Conceptual Framework

This paper takes advantage of CCO’s utility at arranging the complex community safety scenario into a robust, clear, and reputable basis for analysis. The resulting conceptual framework (please refer to the Figure 2 for a visual representation) also selectively borrows from Silverlock and Stafford’s, and Ballintyne and Fraser’s insights. Insights were selected based on their usefulness to the context of a grass-root patrol system like that of Barangay Little Baguio’s. The output of UK researchers clearly needed to be sifted because they are based on different circumstances. For example, UK’s flagship Crime and Disorder Act of 1998 and the Safer Cities Program involved greater formal, mandatory collaboration between national and local units, and far greater mobilization in the private, business, and even industrial sectors. Their efforts towards crime prevention even included forays into the overhauling of urban planning, utilization of hi-tech security platforms, demands on industries to change designs of cars and construction materials, review of cultural relations, among others – many of these are naturally reflected in their research endeavors. Clearly, a tight discussion of Little Baguio’s Patrol system will exclude factors that are absent in a Filipino barangay’s reality.

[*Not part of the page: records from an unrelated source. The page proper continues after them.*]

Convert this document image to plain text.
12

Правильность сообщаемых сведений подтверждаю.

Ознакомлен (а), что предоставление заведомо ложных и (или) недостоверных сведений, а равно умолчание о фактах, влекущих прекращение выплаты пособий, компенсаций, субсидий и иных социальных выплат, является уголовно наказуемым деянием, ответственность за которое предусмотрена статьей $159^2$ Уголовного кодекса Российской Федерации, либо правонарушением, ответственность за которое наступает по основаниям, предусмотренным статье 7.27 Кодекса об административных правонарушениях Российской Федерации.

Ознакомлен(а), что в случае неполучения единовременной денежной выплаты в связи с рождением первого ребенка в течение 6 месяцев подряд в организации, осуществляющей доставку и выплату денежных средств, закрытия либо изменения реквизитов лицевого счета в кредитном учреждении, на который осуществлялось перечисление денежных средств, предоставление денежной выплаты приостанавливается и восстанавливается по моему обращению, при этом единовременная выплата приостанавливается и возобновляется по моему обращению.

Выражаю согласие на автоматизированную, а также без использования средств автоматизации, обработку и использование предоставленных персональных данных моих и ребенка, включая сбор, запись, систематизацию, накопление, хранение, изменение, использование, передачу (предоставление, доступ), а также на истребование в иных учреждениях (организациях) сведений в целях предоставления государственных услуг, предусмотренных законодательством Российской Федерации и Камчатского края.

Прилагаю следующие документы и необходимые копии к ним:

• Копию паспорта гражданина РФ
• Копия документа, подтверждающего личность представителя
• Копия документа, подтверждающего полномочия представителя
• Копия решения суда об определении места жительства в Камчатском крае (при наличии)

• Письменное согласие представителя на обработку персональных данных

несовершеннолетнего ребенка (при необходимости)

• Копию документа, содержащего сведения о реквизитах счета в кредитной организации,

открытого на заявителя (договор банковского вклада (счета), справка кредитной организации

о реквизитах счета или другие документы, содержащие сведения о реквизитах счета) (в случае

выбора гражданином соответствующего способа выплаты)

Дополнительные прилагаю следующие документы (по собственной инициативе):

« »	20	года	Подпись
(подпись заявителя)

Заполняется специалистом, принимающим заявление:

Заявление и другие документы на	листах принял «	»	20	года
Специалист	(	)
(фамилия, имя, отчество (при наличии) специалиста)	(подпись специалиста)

Of the 11 precursors to crime enumerated in the CCO, five are situation–related while the six are offender-related. We focus on only one situation-related precursor which is the Absence of Crime Preventers. Ekblom identifies patrolling as a crime prevention strategy to intervene with the Absence of Crime Preventers.

The patrol’s practical success is anchored on a combination of factors forwarded by Ekblom, and Silverlock and Stafford, and Ballintyne and Fraser with a partiality towards the more parsimonious work of Silverlock and Stafford. The five success factors are Leadership, Funding, Equipment, Manpower and Training, and Consultation. We include Ekblom’s “leadership” because none of Silverlock and Stafford’s success factors seems to account for leadership. We believe that Ekblom’s “technical know-how” is included in “manpower-training”. We put under one category manpower and training because they are complements; sheer manpower will not be effective without training, while training implies that there is manpower to be subjected to training. Ekblom’s reference to “money” is similar to Silverlock and Stafford’s broader term of “funding”, hence funding is used. The other success factors prescribed by the reviewed literature – like infrastructure networks – are omitted because they are remote to the realities of a barangay-level patrol system. Instead of using Silver and Stafford’s “partnership” as another success factor, we replace it with Ballintyne and Fraser’s “consultation”. “Partnership” involves more of multi-agency and industry-community linkages while “consultation” is more effective in connoting community involvement.

As mentioned in the Scope and Limitation, some of the factors discussed in the Conceptual Framework – like consultation –cannot be conveyed through the quantitative data we gathered through field work. But they are still crucial to understand the workings of a barangay-level patrol system.

Another important point in our conceptual framework is how a patrol system has two connections to community safety. First is at the practical level while the other is for conceptual clarity. Firstly, a patrol system is a practice-oriented intervention to the “Absence of Crime Preventers” precursor of crime; successful obstruction of this precursor contributes positively to Community safety.

The second connection of patrol to community safety shows the proper conceptual view of a patrol according to the internationally-acknowledged nomenclature popularized by Wiles and Pease: patrol is a kind of crime prevention while in turn, crime prevention contributes to community safety but is not equivalent to community safety. We include this conceptual clarification to align our case study to the internationally-acknowledged nomenclature in community safety research. Furthermore, a clear view of the place of patrol in the greater scheme of community safety forestalls any misconception about definition of terms and organization of concepts. This is also a reiteration to policy makers and stakeholders that a patrol system is just one of many other initiatives towards community safety.